Segue. The whole body of the paper extends from the backbone, coming alive: spurting nerve endings, flexing extremities, wiggling its eyebrows for how distinguished the words are making it appear. Another so and so argues that his own words disagree, "for how else would the paper be interesting if it did not stir up a conversation?" (page) and I take a stance. I will side with my thesis because the author of the original thing says "that to think . . . and respond [to a text] will always be a conversation within a conversation and there is no end, or origin, to the conversing" (page).

In other words, what I am saying is hardly original even if it is the first time I personally have ever thought it, but I must regurgitate the language of my breed. All that has been spoken before me is attached to my use of the words by imperceptible webs of meaning receding toward the genesis of time. And here I take five pages to wrap a buzzing idea, caught in this web, with words all my own. And methodically suck the life out of it.

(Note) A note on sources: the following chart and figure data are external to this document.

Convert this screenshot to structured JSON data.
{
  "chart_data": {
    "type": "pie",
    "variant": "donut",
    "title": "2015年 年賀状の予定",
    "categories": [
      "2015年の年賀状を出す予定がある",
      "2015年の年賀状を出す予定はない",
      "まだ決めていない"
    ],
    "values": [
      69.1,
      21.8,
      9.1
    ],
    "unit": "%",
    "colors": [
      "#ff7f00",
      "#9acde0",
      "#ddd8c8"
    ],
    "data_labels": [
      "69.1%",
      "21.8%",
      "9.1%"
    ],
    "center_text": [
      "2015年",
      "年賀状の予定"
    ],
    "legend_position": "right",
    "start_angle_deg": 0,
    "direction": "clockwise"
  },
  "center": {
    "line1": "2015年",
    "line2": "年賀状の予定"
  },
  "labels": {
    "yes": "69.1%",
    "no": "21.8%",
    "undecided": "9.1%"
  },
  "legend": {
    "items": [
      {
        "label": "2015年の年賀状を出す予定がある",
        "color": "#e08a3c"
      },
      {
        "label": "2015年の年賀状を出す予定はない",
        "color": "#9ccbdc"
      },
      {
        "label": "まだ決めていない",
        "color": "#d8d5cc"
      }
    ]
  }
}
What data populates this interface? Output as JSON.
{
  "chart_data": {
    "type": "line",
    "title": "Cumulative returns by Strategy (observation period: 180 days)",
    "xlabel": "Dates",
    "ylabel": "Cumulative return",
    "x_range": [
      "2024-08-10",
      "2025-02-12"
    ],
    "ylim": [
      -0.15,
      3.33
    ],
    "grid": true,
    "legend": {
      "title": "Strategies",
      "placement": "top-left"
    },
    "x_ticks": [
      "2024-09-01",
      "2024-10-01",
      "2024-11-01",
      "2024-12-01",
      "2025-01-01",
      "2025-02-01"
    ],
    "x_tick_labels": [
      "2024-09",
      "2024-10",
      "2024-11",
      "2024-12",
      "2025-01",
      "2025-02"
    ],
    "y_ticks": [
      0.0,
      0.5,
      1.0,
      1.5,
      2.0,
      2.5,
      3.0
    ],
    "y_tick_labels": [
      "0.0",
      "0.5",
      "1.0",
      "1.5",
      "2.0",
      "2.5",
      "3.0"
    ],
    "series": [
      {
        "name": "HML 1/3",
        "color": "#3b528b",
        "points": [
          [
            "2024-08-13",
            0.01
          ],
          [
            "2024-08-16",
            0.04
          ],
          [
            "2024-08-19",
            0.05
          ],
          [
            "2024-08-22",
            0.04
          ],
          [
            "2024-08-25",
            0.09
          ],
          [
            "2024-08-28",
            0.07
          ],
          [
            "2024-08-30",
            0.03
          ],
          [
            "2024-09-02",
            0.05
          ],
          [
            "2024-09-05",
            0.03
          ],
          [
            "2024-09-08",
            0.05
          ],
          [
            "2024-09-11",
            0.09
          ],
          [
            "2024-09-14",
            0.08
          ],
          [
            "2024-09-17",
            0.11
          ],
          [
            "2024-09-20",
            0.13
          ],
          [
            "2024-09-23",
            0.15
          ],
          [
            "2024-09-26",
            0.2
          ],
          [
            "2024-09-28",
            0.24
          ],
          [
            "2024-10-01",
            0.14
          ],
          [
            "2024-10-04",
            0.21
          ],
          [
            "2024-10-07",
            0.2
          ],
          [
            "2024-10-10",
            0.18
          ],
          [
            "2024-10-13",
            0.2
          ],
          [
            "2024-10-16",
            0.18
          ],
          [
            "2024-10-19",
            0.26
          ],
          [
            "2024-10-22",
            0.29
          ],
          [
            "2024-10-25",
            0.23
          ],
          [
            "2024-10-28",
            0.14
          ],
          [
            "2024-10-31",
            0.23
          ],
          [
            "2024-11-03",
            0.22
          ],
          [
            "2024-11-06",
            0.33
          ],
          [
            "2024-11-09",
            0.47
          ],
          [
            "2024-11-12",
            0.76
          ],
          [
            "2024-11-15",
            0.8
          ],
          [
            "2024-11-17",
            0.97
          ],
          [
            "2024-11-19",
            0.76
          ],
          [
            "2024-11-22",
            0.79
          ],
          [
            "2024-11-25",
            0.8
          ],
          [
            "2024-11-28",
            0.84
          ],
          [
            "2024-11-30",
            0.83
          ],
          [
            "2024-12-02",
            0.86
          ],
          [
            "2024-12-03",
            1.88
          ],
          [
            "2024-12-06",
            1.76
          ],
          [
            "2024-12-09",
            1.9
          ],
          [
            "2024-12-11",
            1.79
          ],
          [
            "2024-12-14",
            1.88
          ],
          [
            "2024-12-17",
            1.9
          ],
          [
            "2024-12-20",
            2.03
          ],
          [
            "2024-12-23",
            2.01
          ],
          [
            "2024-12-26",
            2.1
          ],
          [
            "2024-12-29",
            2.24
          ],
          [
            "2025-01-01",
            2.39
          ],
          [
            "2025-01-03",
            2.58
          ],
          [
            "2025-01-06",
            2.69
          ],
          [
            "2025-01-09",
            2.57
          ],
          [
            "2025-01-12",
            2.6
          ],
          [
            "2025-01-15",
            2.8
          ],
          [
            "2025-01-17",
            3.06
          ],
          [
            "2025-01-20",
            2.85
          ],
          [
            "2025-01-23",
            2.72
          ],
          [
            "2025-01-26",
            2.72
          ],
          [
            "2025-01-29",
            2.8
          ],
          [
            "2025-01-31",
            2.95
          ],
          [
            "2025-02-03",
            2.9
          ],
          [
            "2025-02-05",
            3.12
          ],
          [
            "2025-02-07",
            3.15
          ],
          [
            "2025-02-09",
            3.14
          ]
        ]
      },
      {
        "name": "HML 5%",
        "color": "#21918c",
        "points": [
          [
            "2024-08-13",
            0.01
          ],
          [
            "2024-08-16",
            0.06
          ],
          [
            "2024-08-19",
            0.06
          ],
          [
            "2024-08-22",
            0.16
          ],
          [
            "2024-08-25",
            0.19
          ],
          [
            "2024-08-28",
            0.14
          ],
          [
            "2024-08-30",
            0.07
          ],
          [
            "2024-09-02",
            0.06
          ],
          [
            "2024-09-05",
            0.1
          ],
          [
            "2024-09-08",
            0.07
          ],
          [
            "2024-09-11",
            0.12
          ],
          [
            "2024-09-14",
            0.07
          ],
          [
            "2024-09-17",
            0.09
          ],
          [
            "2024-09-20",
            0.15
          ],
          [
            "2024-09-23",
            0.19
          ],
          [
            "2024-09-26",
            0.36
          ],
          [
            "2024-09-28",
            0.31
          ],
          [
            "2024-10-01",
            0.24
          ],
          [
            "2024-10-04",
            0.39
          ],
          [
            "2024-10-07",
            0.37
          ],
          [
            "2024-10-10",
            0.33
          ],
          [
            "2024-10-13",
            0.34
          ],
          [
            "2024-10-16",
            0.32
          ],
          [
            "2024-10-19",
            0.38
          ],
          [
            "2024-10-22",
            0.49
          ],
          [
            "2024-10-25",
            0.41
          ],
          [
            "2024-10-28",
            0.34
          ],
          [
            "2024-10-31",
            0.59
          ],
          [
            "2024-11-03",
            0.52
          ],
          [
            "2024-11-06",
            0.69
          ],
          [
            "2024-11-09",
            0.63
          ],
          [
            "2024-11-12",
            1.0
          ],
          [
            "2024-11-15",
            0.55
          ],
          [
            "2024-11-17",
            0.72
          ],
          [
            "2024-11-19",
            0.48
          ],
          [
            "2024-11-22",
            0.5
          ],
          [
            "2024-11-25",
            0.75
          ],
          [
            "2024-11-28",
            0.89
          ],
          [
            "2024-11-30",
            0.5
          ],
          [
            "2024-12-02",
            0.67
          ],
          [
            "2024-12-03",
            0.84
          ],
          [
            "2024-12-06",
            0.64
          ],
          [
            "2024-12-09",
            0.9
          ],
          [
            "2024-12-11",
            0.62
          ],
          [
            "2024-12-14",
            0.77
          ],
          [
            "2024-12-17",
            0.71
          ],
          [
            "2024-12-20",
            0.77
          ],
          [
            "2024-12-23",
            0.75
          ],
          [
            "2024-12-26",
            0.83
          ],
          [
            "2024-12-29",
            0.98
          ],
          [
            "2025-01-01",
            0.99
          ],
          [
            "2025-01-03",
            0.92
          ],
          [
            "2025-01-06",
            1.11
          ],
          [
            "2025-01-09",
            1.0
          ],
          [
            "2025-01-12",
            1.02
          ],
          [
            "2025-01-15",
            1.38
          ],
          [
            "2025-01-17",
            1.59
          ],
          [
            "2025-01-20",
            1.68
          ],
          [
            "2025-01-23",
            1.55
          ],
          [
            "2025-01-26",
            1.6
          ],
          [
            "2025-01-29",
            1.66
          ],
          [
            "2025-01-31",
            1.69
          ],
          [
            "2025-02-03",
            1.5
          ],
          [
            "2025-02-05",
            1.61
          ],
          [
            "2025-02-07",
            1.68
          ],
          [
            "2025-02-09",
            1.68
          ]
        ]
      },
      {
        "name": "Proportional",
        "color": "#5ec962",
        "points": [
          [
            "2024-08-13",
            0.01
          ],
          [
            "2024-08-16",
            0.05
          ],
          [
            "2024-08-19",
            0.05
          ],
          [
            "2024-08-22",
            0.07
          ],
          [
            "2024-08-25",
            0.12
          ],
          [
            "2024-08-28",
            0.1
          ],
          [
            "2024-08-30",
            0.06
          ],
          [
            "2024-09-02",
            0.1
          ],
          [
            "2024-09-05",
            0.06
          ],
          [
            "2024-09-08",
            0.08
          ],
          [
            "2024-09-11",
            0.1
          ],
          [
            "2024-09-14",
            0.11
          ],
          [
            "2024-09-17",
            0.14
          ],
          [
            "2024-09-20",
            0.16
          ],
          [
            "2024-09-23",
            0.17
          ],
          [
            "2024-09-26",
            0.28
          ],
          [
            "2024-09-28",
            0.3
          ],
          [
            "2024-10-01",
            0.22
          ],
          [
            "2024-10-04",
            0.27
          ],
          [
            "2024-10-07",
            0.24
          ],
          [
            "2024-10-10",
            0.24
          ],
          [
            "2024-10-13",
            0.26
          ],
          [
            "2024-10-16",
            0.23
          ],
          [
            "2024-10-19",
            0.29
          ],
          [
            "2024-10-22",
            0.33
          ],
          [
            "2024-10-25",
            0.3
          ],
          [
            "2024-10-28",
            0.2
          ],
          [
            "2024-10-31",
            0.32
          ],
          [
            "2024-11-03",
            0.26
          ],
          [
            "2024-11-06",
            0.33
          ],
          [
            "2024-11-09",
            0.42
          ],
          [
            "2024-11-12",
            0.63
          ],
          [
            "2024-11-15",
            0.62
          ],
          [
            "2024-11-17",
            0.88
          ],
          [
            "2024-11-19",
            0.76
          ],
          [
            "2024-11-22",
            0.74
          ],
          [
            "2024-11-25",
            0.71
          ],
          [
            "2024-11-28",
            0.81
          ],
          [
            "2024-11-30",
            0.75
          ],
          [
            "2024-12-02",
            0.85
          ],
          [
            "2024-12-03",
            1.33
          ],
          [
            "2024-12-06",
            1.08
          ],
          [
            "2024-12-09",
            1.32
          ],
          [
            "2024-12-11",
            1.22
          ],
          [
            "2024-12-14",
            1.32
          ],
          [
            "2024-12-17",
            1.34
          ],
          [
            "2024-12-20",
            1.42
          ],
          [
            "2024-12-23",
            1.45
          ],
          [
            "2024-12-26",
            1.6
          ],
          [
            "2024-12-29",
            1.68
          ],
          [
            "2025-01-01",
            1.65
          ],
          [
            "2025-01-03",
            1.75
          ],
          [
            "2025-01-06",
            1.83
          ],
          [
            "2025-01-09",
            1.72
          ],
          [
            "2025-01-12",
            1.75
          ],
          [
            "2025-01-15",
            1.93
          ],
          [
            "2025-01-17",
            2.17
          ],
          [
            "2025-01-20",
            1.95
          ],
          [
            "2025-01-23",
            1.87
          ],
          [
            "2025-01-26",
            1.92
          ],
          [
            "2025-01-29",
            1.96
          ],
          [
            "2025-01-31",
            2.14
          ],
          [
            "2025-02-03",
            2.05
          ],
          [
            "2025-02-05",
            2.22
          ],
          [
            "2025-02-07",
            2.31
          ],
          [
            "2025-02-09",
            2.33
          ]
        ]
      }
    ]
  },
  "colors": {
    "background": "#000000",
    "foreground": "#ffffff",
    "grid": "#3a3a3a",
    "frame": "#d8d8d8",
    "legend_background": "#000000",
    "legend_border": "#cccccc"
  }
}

Carefully I avoid the exact phrasing of any so-and-so-whosaidit who has ever written so that I don't flunk for plagiarism. I regift you words, sounds that will ever echo a thing you can never possess, but that reflect recursive images in your mind. You think something entirely unique to your mind, likely those things which are more, less or something other than (Derrida 157) what I have actually typed.

And then I conclude, having triggered a temporary trap of your attention, fusing thing one to thing two, which both reach back and grip the backbone tightly at its center. What would be lost if I did not perform on this occasion to speak? You neither leave richer with any thing, nor have I had to part with any thing to purchase this argument. Here it lies.

I cite their works

And So, So. The Something of Things. Of This World: Published, 1989 pages and pages. written.
So, So and. Who Disagrees. Of The Past: Published, 1686. pages and pages. written.

Derrida, Jacques. '"The Exorbitant. Question of Method." On Grammatology. 1967. Trans. Gayatri Spivak. Baltimore: The Johns Hopkins UP, 1976. 157-164.